In the Wild West of retail, no business is safe. Even some of the best-known retailers on the planet have gone bankrupt: Kmart, Woolworths and Macy’s, to name a few. It’s no different on home soil—the stakes are high, competition is fierce, and the economy is teetering. But that doesn’t mean it takes a cutthroat businessman to navigate these choppy economic waters. As proven by Massy Retail CEO Derek Winford, you don’t need Machiavellian tactics or sinister strategies to weather a recession; he’s guiding the Massy-Retail ship through the storm with pragmatism as his compass and a solid vision as his map. The winds in his sails are his 23 years of experience along with a deep-rooted love of country.

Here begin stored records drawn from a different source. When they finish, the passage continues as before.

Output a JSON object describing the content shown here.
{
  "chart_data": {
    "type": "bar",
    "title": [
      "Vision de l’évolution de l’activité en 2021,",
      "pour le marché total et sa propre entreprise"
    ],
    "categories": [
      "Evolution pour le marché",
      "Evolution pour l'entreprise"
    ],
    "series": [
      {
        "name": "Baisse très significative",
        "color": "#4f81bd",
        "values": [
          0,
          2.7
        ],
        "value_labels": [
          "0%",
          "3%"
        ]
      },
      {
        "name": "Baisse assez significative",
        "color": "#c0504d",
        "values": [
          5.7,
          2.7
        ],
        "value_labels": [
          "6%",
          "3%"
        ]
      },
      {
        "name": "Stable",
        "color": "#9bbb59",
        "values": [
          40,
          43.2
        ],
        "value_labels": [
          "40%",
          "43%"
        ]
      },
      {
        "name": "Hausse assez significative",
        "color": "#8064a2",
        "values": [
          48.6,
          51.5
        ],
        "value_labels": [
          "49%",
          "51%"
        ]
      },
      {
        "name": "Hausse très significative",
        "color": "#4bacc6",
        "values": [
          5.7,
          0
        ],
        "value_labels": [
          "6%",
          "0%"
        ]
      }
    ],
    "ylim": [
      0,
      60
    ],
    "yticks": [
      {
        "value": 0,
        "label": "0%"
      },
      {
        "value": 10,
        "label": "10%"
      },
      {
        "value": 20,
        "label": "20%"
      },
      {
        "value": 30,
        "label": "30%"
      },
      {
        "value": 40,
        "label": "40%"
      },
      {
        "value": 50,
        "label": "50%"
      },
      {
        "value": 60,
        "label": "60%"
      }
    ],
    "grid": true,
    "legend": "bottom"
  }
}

His is the story of a family man, a mas man, and a man of business taking Massy Retail to sunnier days and calmer seas. A devoted husband for nearly 30 years and a father to two grown children, Winford is adept at achieving a healthy work-life balance. He strives to leave the office before dark; a true Trini, he unwinds by liming, boating, and playing mas (you might have spotted him in Bliss this Carnival); and his laidback manner of speaking harks more to a Sunday afternoon than a boardroom. Yet the corporate powerhouse doesn’t see his CEO role as remotely laidback or easy to coast through. His duty boils down to one critical thing: “getting business to stay in business.” It means there’s no time for putting your feet up in an ivory tower—especially in a recession that Winford admits hit Massy Retail hard in 2016, and shows no signs of improving in 2017.

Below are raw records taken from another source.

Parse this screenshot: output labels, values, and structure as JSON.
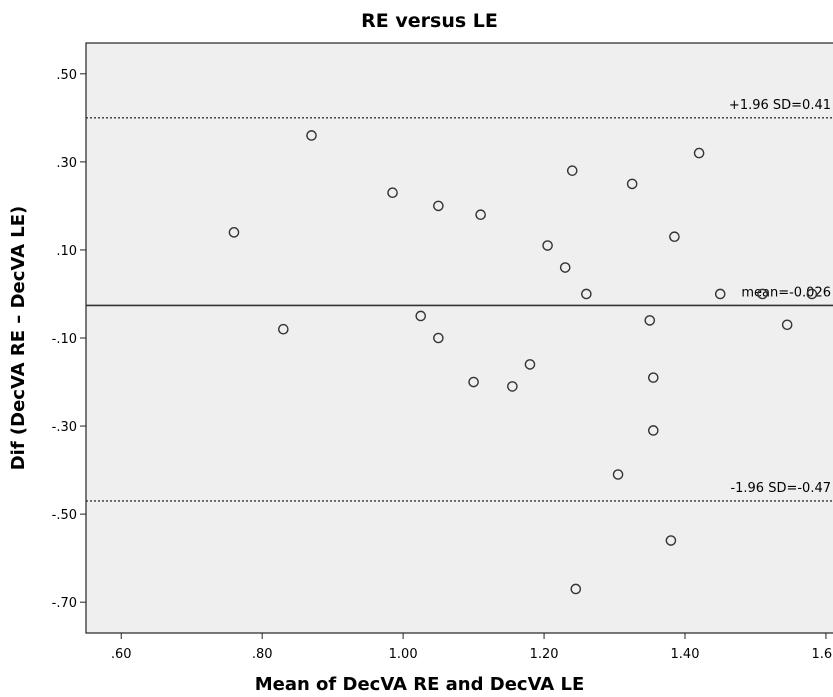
{
  "chart_data": {
    "type": "scatter",
    "title": "RE versus LE",
    "xlabel": "Mean of DecVA RE and DecVA LE",
    "ylabel": "Dif (DecVA RE – DecVA LE)",
    "xlim": [
      0.55,
      1.61
    ],
    "ylim": [
      -0.77,
      0.57
    ],
    "x_ticks": [
      0.6,
      0.8,
      1.0,
      1.2,
      1.4,
      1.6
    ],
    "x_tick_labels": [
      ".60",
      ".80",
      "1.00",
      "1.20",
      "1.40",
      "1.60"
    ],
    "y_ticks": [
      0.5,
      0.3,
      0.1,
      -0.1,
      -0.3,
      -0.5,
      -0.7
    ],
    "y_tick_labels": [
      ".50",
      ".30",
      ".10",
      "-.10",
      "-.30",
      "-.50",
      "-.70"
    ],
    "grid": false,
    "reference_lines": [
      {
        "y": 0.4,
        "style": "dotted",
        "label": "+1.96 SD=0.41"
      },
      {
        "y": -0.026,
        "style": "solid",
        "label": "mean=-0.026"
      },
      {
        "y": -0.47,
        "style": "dotted",
        "label": "-1.96 SD=-0.47"
      }
    ],
    "points": [
      {
        "x": 0.76,
        "y": 0.14
      },
      {
        "x": 0.83,
        "y": -0.08
      },
      {
        "x": 0.87,
        "y": 0.36
      },
      {
        "x": 0.985,
        "y": 0.23
      },
      {
        "x": 1.025,
        "y": -0.05
      },
      {
        "x": 1.05,
        "y": 0.2
      },
      {
        "x": 1.05,
        "y": -0.1
      },
      {
        "x": 1.1,
        "y": -0.2
      },
      {
        "x": 1.11,
        "y": 0.18
      },
      {
        "x": 1.155,
        "y": -0.21
      },
      {
        "x": 1.18,
        "y": -0.16
      },
      {
        "x": 1.205,
        "y": 0.11
      },
      {
        "x": 1.23,
        "y": 0.06
      },
      {
        "x": 1.24,
        "y": 0.28
      },
      {
        "x": 1.245,
        "y": -0.67
      },
      {
        "x": 1.26,
        "y": 0.0
      },
      {
        "x": 1.305,
        "y": -0.41
      },
      {
        "x": 1.325,
        "y": 0.25
      },
      {
        "x": 1.35,
        "y": -0.06
      },
      {
        "x": 1.355,
        "y": -0.19
      },
      {
        "x": 1.355,
        "y": -0.31
      },
      {
        "x": 1.38,
        "y": -0.56
      },
      {
        "x": 1.385,
        "y": 0.13
      },
      {
        "x": 1.42,
        "y": 0.32
      },
      {
        "x": 1.45,
        "y": 0.0
      },
      {
        "x": 1.51,
        "y": 0.0
      },
      {
        "x": 1.545,
        "y": -0.07
      },
      {
        "x": 1.58,
        "y": 0.0
      }
    ],
    "colors": {
      "plot_background": "#efefef",
      "marker_stroke": "#333333",
      "line": "#333333"
    }
  }
}
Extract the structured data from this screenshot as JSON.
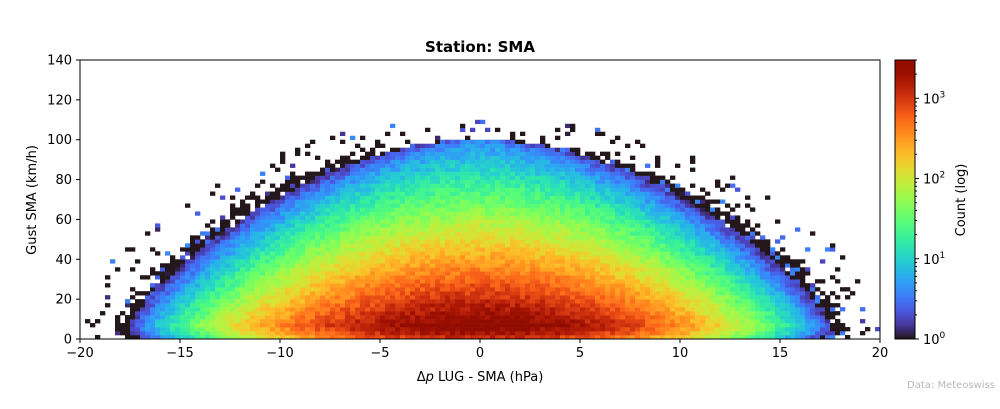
{
  "chart_data": {
    "type": "heatmap",
    "title": "Station: SMA",
    "xlabel_prefix": "Δ",
    "xlabel_italic": "p",
    "xlabel_rest": " LUG - SMA (hPa)",
    "ylabel": "Gust SMA (km/h)",
    "xlim": [
      -20,
      20
    ],
    "ylim": [
      0,
      140
    ],
    "x_ticks": [
      -20,
      -15,
      -10,
      -5,
      0,
      5,
      10,
      15,
      20
    ],
    "x_tick_labels": [
      "−20",
      "−15",
      "−10",
      "−5",
      "0",
      "5",
      "10",
      "15",
      "20"
    ],
    "y_ticks": [
      0,
      20,
      40,
      60,
      80,
      100,
      120,
      140
    ],
    "y_tick_labels": [
      "0",
      "20",
      "40",
      "60",
      "80",
      "100",
      "120",
      "140"
    ],
    "bin_width_x": 0.25,
    "bin_width_y": 2,
    "colorbar": {
      "label": "Count (log)",
      "scale": "log",
      "min": 1,
      "max": 3000,
      "colormap": "turbo",
      "ticks": [
        1,
        10,
        100,
        1000
      ],
      "tick_base": "10",
      "tick_exponents": [
        "0",
        "1",
        "2",
        "3"
      ]
    },
    "density_model": {
      "description_values": {
        "peak_count": 3000,
        "peak_x": 0,
        "peak_y": 7,
        "x_std_core": 5.5,
        "y_decay_scale": 14,
        "max_abs_x_at_gust_0": 19,
        "max_gust_at_x_0": 100
      }
    }
  },
  "credit": "Data: Meteoswiss"
}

However, Winford isn’t one to see the glass as half empty. Proving that he’s rightfully earned his position at the top, he sees the challenges of recession as positive: “The good thing about [a recession] is it makes you look at your business a lot closer. It makes you run a healthier business because you cut the fat out […] Because you’re not getting the revenue you used to, you have to be efficient and run a lower-cost business. You have to deliver a better everything.”
Whereas someone in his position might be tempted to find ‘easy’ ways of cutting corners, Winford doesn’t even mention redundancies as an option for getting through the downturn. Showing his ability to lead and strategise creatively rather than take desperate measures, Winford is in fact using the hurdles of the economic climate as incentive to innovate further, to broaden Massy Retail’s product offerings, and expand its branches. His response to the recession calls to mind some of history’s most notable leaders – think Winston Churchill – who show their true strength and value in times of greatest hardship.

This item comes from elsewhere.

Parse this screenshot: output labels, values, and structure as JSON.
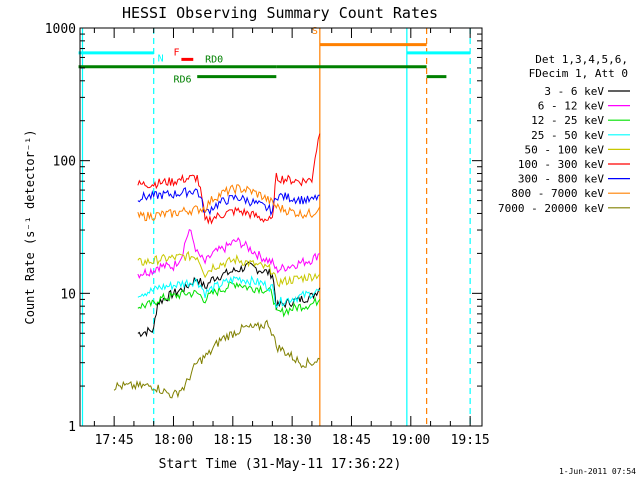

Sharing on some of the developments and innovations currently underway in Massy Retail, Winford says, “Our stores are changing. We’re now in the credit business. We now sell refrigerators, washers, dryers, stoves, and TVs in some stores. We’re going to expand that strategy […] and then this business is changing, customers change. Look at this grab-and-go area. Two, three years ago we were selling 20 lunches in Westmoorings. We’re now selling nearly 300 lunches a day. We’re trying to get to 500 lunches.”
Even more extraordinary is the fact that Winford is continuing to push Massy Retail’s philanthropic efforts: “We [Massy Retail] are going to go into more rural areas. And we don’t just go into an area. We go into an area and try to make it a better place by really uplifting the communities and the environment around it.” Rather than turning his face from those in need, tightening his figurative fist as the business grapples with the recession, Winford is embracing creative partnerships with charities like FEEL and Nourish TT. He sees this as essential to Massy Retail’s mission, and for him, a self-proclaimed “people person”, it’s only natural to leverage the business’s success to give back to the nation.
Speaking on the partnership with Nourish, a charity that provides a convenient online system for food retailers to donate food to the needy, Winford reveals a distinct desire to see the country flourish through humanitarianism: “[The team at Nourish] is the future. You sit back and say, oh my God, if more of Trinidad and Tobago were like Nourish, what a beautiful place this would be to live.” Indeed, he lists “making T&T better” as one of his biggest motivators, along with improving the lives of those who depend on him.
As Winford explains, “Happy people make for happy customers, and happy customers make for a happy business.” By innovating, expanding, and ‘trimming the fat’ in creative ways, Winford has ensured that Massy Retail’s nearly two thousand employees are still happy, even with belts tightening. But beyond that, he uses his natural love of people to be an accessible, motivational leader. At Christmas time, he shuts down the head office to work alongside cashiers; he regularly invites staff to his office where they’re given a safe space to share grievances and experiences; he goes down to the stores to engage with employees at every level. “A lot of my job is about making sure our people are well taken care of,” he says, “and that they’re happy, and can deliver and do everything that we ask them to do.”
This hands-on, happiness-centred approach seems to be keeping the business thriving in spite of the economic squall. As 2017 unfolds, Winford is at the helm of his ship with a smile on his lips. Though the rain stings his cheeks, he sees the sun up ahead, and there is no doubt that he will carry Massy Retail through to sunnier days, his ship filled with happy people and happy customers, sailing towards a brighter, more humanitarian T&T.